About a dozen men arrived in an armoured four-wheel drive truck, armed with pickaxes and hoes. They fired in the air
to intimidate people and started smashing the tombs, according to Ibrahim Cisse, who witnessed the incident.
“They blocked the two main roads leading to the mausoleums. When they saw people gathering for a ceremony nearby, they began firing shots in the air,” another resident, Mahamad ould Ibrahim, said.
The new destruction comes after attacks last week on other historic and religious landmarks in Timbuktu that UNESCO called “wanton destruction”. Ansar Dine has declared the ancient Muslim shrines “haram”, or forbidden in Islam,
The Djingareyber mosque is one of the most important in Timbuktu and was one of the fabled city’s main attractions before the region became a no-go area for tourists.
Ansar Dine has vowed to continue destroying all the shrines “without exception” amid an outpouring of grief and outrage both at home and abroad.
On Tuesday a source in Ansar Dine told the AFP news agency that “from now on, as soon as foreigners speak of Timbuktu” they would attack anything referred to as a World Heritage site.
“There is no world heritage, it doesn’t exist.
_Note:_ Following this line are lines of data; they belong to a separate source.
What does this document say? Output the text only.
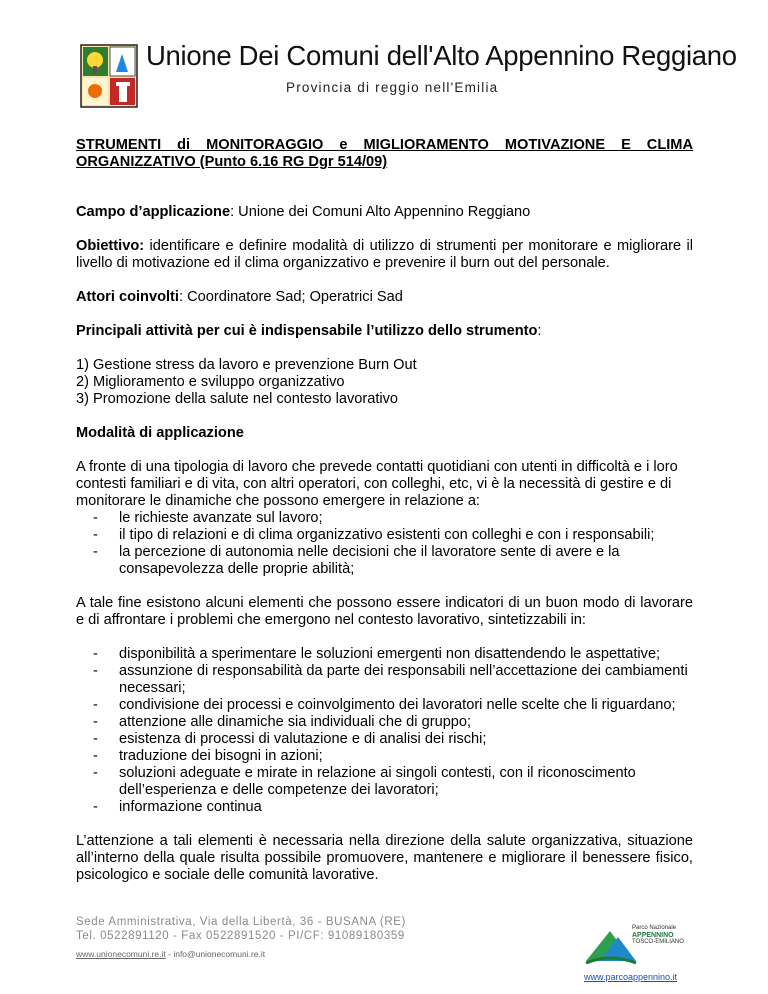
Unione Dei Comuni dell'Alto Appennino Reggiano
Provincia di reggio nell'Emilia

STRUMENTI di MONITORAGGIO e MIGLIORAMENTO MOTIVAZIONE E CLIMA ORGANIZZATIVO (Punto 6.16 RG Dgr 514/09)

Campo d’applicazione: Unione dei Comuni Alto Appennino Reggiano

Obiettivo: identificare e definire modalità di utilizzo di strumenti per monitorare e migliorare il livello di motivazione ed il clima organizzativo e prevenire il burn out del personale.

Attori coinvolti: Coordinatore Sad; Operatrici Sad

Principali attività per cui è indispensabile l’utilizzo dello strumento:

1) Gestione stress da lavoro e prevenzione Burn Out
2) Miglioramento e sviluppo organizzativo
3) Promozione della salute nel contesto lavorativo

Modalità di applicazione

A fronte di una tipologia di lavoro che prevede contatti quotidiani con utenti in difficoltà e i loro contesti familiari e di vita, con altri operatori, con colleghi, etc, vi è la necessità di gestire e di monitorare le dinamiche che possono emergere in relazione a:

- le richieste avanzate sul lavoro;
- il tipo di relazioni e di clima organizzativo esistenti con colleghi e con i responsabili;
- la percezione di autonomia nelle decisioni che il lavoratore sente di avere e la consapevolezza delle proprie abilità;

A tale fine esistono alcuni elementi che possono essere indicatori di un buon modo di lavorare e di affrontare i problemi che emergono nel contesto lavorativo, sintetizzabili in:

- disponibilità a sperimentare le soluzioni emergenti non disattendendo le aspettative;
- assunzione di responsabilità da parte dei responsabili nell’accettazione dei cambiamenti necessari;
- condivisione dei processi e coinvolgimento dei lavoratori nelle scelte che li riguardano;
- attenzione alle dinamiche sia individuali che di gruppo;
- esistenza di processi di valutazione e di analisi dei rischi;
- traduzione dei bisogni in azioni;
- soluzioni adeguate e mirate in relazione ai singoli contesti, con il riconoscimento dell’esperienza e delle competenze dei lavoratori;
- informazione continua

L’attenzione a tali elementi è necessaria nella direzione della salute organizzativa, situazione all’interno della quale risulta possibile promuovere, mantenere e migliorare il benessere fisico, psicologico e sociale delle comunità lavorative.

Sede Amministrativa, Via della Libertà, 36 - BUSANA (RE)
Tel. 0522891120 - Fax 0522891520 - PI/CF: 91089180359
www.unionecomuni.re.it - info@unionecomuni.re.it
Parco Nazionale
APPENNINO
TOSCO-EMILIANO
www.parcoappennino.it
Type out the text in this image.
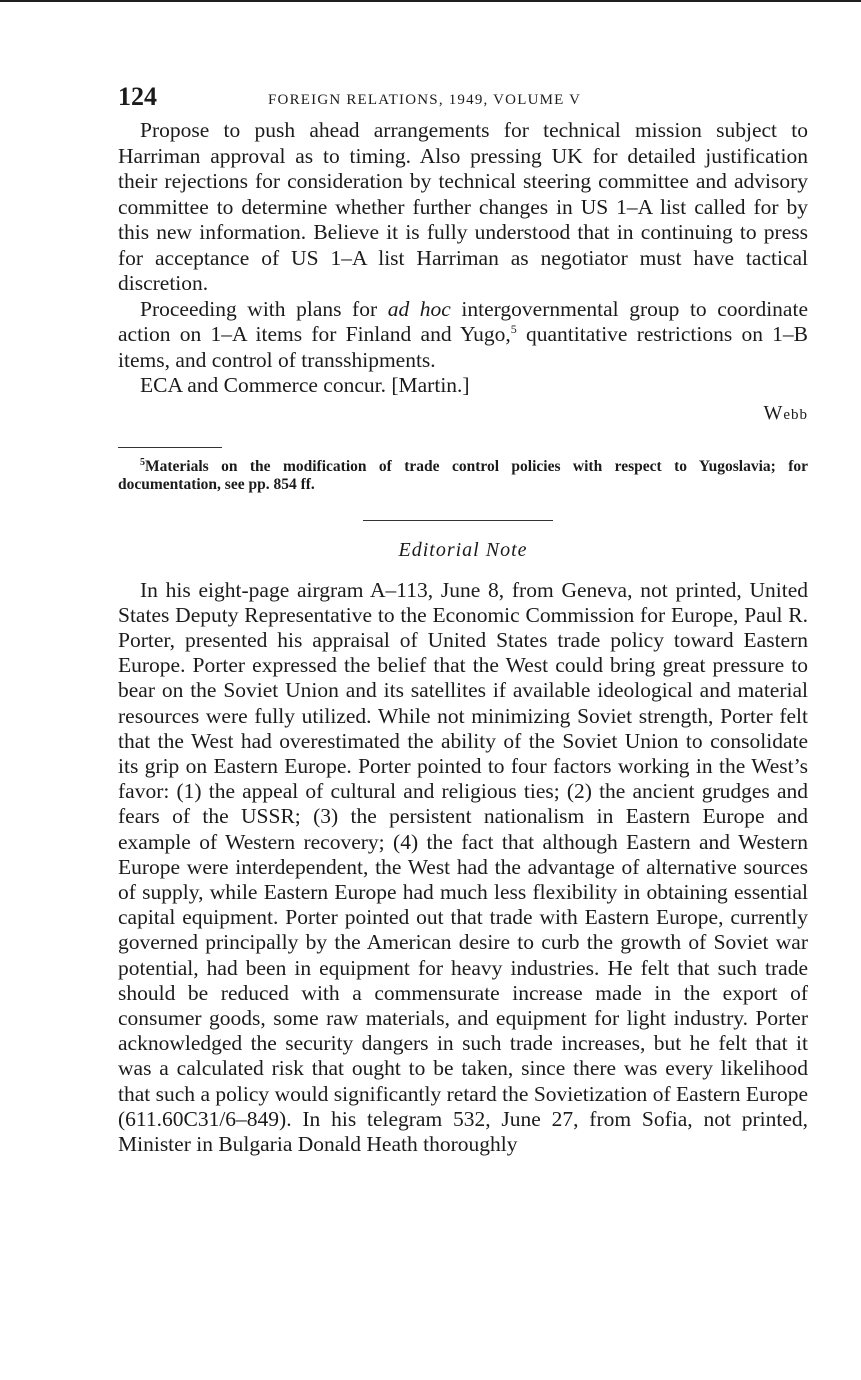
124	FOREIGN RELATIONS, 1949, VOLUME V

Propose to push ahead arrangements for technical mission subject to Harriman approval as to timing. Also pressing UK for detailed justification their rejections for consideration by technical steering committee and advisory committee to determine whether further changes in US 1–A list called for by this new information. Believe it is fully understood that in continuing to press for acceptance of US 1–A list Harriman as negotiator must have tactical discretion.

Proceeding with plans for ad hoc intergovernmental group to coordinate action on 1–A items for Finland and Yugo,$^5$ quantitative restrictions on 1–B items, and control of transshipments.

ECA and Commerce concur. [Martin.]

Webb

$^5$Materials on the modification of trade control policies with respect to Yugoslavia; for documentation, see pp. 854 ff.

Editorial Note

In his eight-page airgram A–113, June 8, from Geneva, not printed, United States Deputy Representative to the Economic Commission for Europe, Paul R. Porter, presented his appraisal of United States trade policy toward Eastern Europe. Porter expressed the belief that the West could bring great pressure to bear on the Soviet Union and its satellites if available ideological and material resources were fully utilized. While not minimizing Soviet strength, Porter felt that the West had overestimated the ability of the Soviet Union to consolidate its grip on Eastern Europe. Porter pointed to four factors working in the West’s favor: (1) the appeal of cultural and religious ties; (2) the ancient grudges and fears of the USSR; (3) the persistent nationalism in Eastern Europe and example of Western recovery; (4) the fact that although Eastern and Western Europe were interdependent, the West had the advantage of alternative sources of supply, while Eastern Europe had much less flexibility in obtaining essential capital equipment. Porter pointed out that trade with Eastern Europe, currently governed principally by the American desire to curb the growth of Soviet war potential, had been in equipment for heavy industries. He felt that such trade should be reduced with a commensurate increase made in the export of consumer goods, some raw materials, and equipment for light industry. Porter acknowledged the security dangers in such trade increases, but he felt that it was a calculated risk that ought to be taken, since there was every likelihood that such a policy would significantly retard the Sovietization of Eastern Europe (611.60C31/6–849). In his telegram 532, June 27, from Sofia, not printed, Minister in Bulgaria Donald Heath thoroughly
The infidels must not get involved in our business,” said a Tunisian who gave his name only as Ahmed and said he was part of Ansar Dine’s “media committee”.
“We will destroy everything, even if the mausolea are inside the mosques, and afterwards we will destroy the mausolea in the region of Timbuktu,” he said.
The fighters from Ansar Dine or Defenders of Faith, began their destruction of the city’s cultural treasures on July 1, shortly after UNESCO placed them on a list of endangered World Heritage sites.
They destroyed seven of Timbuktu’s 16 mausolea and the sacred door of the 15th-century Sidi Yahya mosque.
Along with Sidi Yahya, Djingareyber and the Sankore mosque bear witness to Timbuktu’s golden age as an intellectual and spiritual capital which was crucial in the spread of Islam throughout Africa.
According to the UNESCO website, the Djingareyber mosque, the oldest of the three, was built by the sultan Kankan Moussa after his return in 1325 from a pilgrimage to Mecca.
All have been restored several times.
More ancient tombs are situated in the towns of Araouane and Gassra-Cheick in the greater Timbuktu region.
A March 22 coup in Mali eased the way for Tuareg separatist rebels to seize a vast area in the north that they consider their homeland.
However, the previously unknown Ansar Dine group seized the upper hand while fighting on their flanks.
Openly allied with the north African group al-Qaeda in the Islamic Maghreb, they have since pushed the Tuareg rebels from all positions of power.
The international community fears the desert region, which is larger than France, will become a new haven for terrorist activity. The fighters have threatened any country that joins a possible military intervention force in Mali.
West African mediators have ordered Mali’s embattled interim government to form a unity government by July 31 that will be better able to deal with the northern occupation.